Connector/wiring issues?

Thanks
Only one way to find out! :)

But I'm guessing you can't just swap it out. The Gen 3 clusters had a menu system built in with different controls. But with the wiring diagrams, I bet you could come up with something if you're so inclined. It'd be easier to buy the Gen 3 cluster with the rest of the bike attached though.

I used to design software for snowmobile, motorcycle, atv, etc. gauges. Arctic Cat was my big customer. We had an analog gauge which was deemed too expensive and reserved for their higher end models. We made a low-cost version that was just an LCD. The had a huge demand for those gauges. People were swapping the analog one for the low cost one because they assumed it was better and more high tech because it was digital.

Don't understand why the designers build in so much speedo error?
They obviously care much more about odo accuracy.

I assume the same data input drives both meters.

One wonders about the accuracy of the tach? Are they playing games with engine speed too?

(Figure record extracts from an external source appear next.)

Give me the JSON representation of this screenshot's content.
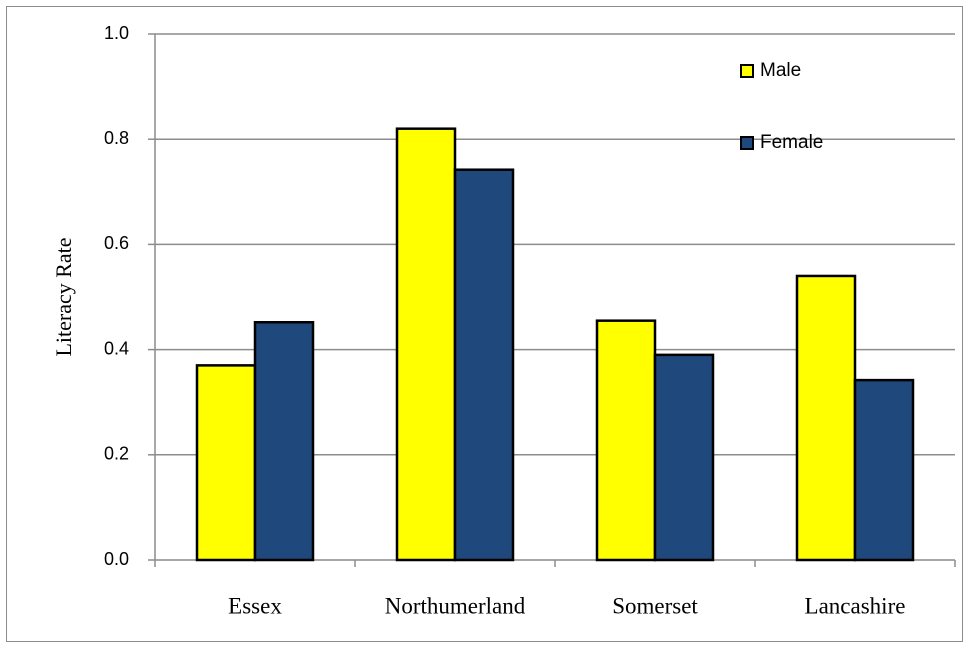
{
  "chart_data": {
    "type": "bar",
    "categories": [
      "Essex",
      "Northumerland",
      "Somerset",
      "Lancashire"
    ],
    "series": [
      {
        "name": "Male",
        "color": "#ffff00",
        "values": [
          0.37,
          0.82,
          0.455,
          0.54
        ]
      },
      {
        "name": "Female",
        "color": "#1f497d",
        "values": [
          0.452,
          0.742,
          0.39,
          0.342
        ]
      }
    ],
    "title": "",
    "xlabel": "",
    "ylabel": "Literacy Rate",
    "ylim": [
      0,
      1.0
    ],
    "yticks": [
      "0.0",
      "0.2",
      "0.4",
      "0.6",
      "0.8",
      "1.0"
    ],
    "ytick_values": [
      0,
      0.2,
      0.4,
      0.6,
      0.8,
      1.0
    ],
    "grid": true,
    "legend_position": "top-right"
  }
}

With the gear ratios and rear tire circumference one should be able to relate speed and rpm. But, which meter do you trust?
There are a few issues at play when it comes to speed / odometer accuracy. First, they come from the same signal. The ABS senses pulses and there are a certain number of pulses per mile. Counting pulses is easy. Get over the pulse per mile setting and increment the odometer by 1. Measuring the time between pulses is more difficult. The microprocessor can detect these pulses at a certain resolution. The tradeoff is the higher resolution means the less time you have to sample those pulses. That makes your sample size at slower speed much smaller. It also doesn't produce a good user experience because the speed would jump around all the time. That pulse signal is also not clean. There are transients and spikes that can register as pulses causing speed to read higher.

The second issue is cost. You can get an 8-bit micro for pennies vs a 32 bit micro that for dollars. In the automotive world, that's a no brainer. There's a saturation factor too where you could have Watson on your bike, but if your signal isn't perfect, you're not getting anything better. Garbage In, Garbage out. Things like Speedo Healers just condition that signal to read 5% slower or whatever you configure it to. It isn't fixing the signal, it is just compensating for your bike. That's something that differs from bike to bike.

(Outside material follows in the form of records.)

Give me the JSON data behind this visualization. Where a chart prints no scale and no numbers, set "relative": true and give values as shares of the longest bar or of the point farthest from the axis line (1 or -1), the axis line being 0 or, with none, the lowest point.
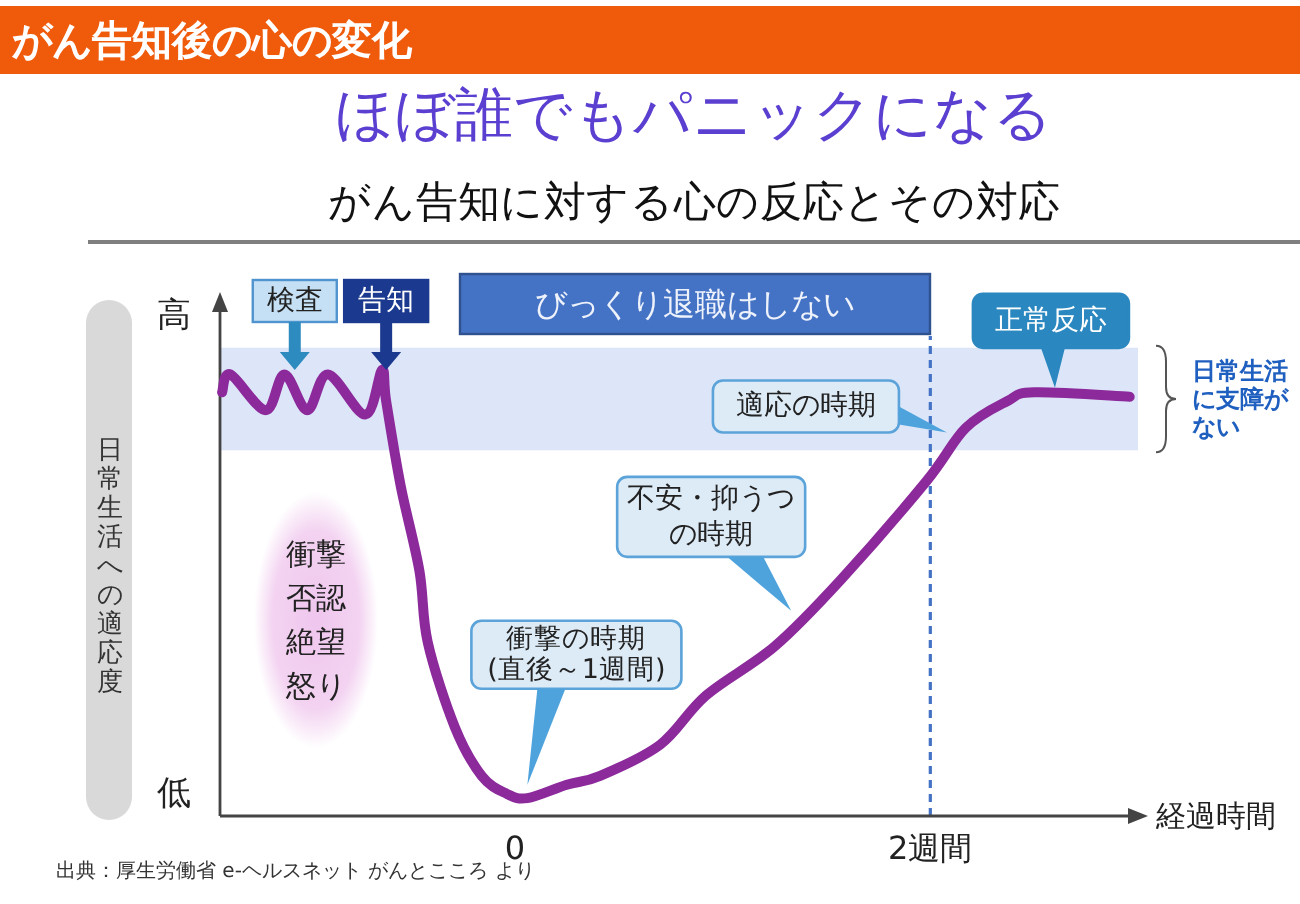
{
  "chart_data": {
    "type": "line",
    "title": "がん告知後の心の変化",
    "subtitle": "ほぼ誰でもパニックになる",
    "xlabel": "経過時間",
    "ylabel": "日常生活への適応度",
    "relative": true,
    "x": [
      -1.41,
      -1.37,
      -1.2,
      -1.11,
      -1.0,
      -0.9,
      -0.72,
      -0.64,
      -0.62,
      -0.55,
      -0.46,
      -0.42,
      -0.29,
      -0.16,
      -0.04,
      0.06,
      0.25,
      0.41,
      0.7,
      0.92,
      1.25,
      1.57,
      1.98,
      2.17,
      2.37,
      2.5,
      2.96
    ],
    "values": [
      0.95,
      0.99,
      0.91,
      0.99,
      0.91,
      0.99,
      0.9,
      1.0,
      0.93,
      0.74,
      0.55,
      0.39,
      0.2,
      0.09,
      0.05,
      0.04,
      0.07,
      0.09,
      0.16,
      0.27,
      0.38,
      0.53,
      0.75,
      0.87,
      0.93,
      0.95,
      0.94
    ],
    "color": "#8c2a9c",
    "xlim": [
      -1.42,
      3.0
    ],
    "xticks": [
      0,
      {
        "value": 2,
        "label": "2週間"
      }
    ],
    "bands": [
      {
        "axis": "y",
        "from": 0.82,
        "to": 1.05,
        "label": "日常生活に支障がない",
        "color": "#dde6f8"
      }
    ],
    "ref_lines": [
      {
        "axis": "x",
        "value": 2,
        "color": "#4472c4",
        "line_style": "dashed"
      }
    ],
    "annotations": [
      "がん告知に対する心の反応とその対応",
      "高",
      "低",
      {
        "text": "検査",
        "x": -1.06,
        "y": 1.0
      },
      {
        "text": "告知",
        "x": -0.62,
        "y": 1.0
      },
      "びっくり退職はしない",
      {
        "text": "正常反応",
        "x": 2.6,
        "y": 0.96
      },
      {
        "text": "適応の時期",
        "x": 2.08,
        "y": 0.86
      },
      {
        "text": "不安・抑うつの時期",
        "x": 1.33,
        "y": 0.46
      },
      {
        "text": "衝撃の時期(直後～1週間)",
        "x": 0.06,
        "y": 0.07
      },
      "衝撃",
      "否認",
      "絶望",
      "怒り",
      "出典：厚生労働省 e-ヘルスネット がんとこころ より"
    ]
  }
}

The last thing, and maybe the biggest reason, is legality. Odometer is a legal measurement and it's better to be high than low. In fact, it is illegal to be low. Most instruments have a spec of +/- 5-10%.. Odometer accuracy has a 0% - 2% of scale requirement. That means if the scale of your odometer is 100,000 miles, your accuracy can be off by 2,000 miles at any point and be considered within spec. The FJR could be off by a factor of 20,000 miles and still be in spec. We always tried to be as accurate as possible, but being low on odometer was unforgivable. On larger vehicles (RVs, firetrucks, etc) the odometer is broadcast by the engine. The engine manufacturers prohibited us from just displaying that value. It was grounds for a lawsuit that we would most definitely lose. Our workaround was taking the difference between the current message and the previous message and adding that to our own odometer count.

TL;DR - Swapping out clusters is likely not possible without a lot of work and understanding of the electronics. Speedos are inaccurate high because odometers can't read low.

 
I have an older Tom Tom GPS installed with a program that shows digital speed (nice large numerals) , compass direction, max speed, average speed, Odometer, etc etc. It works great and is very accurate. The program that is installed and providing that info is called TripMaster. Check it out on the web.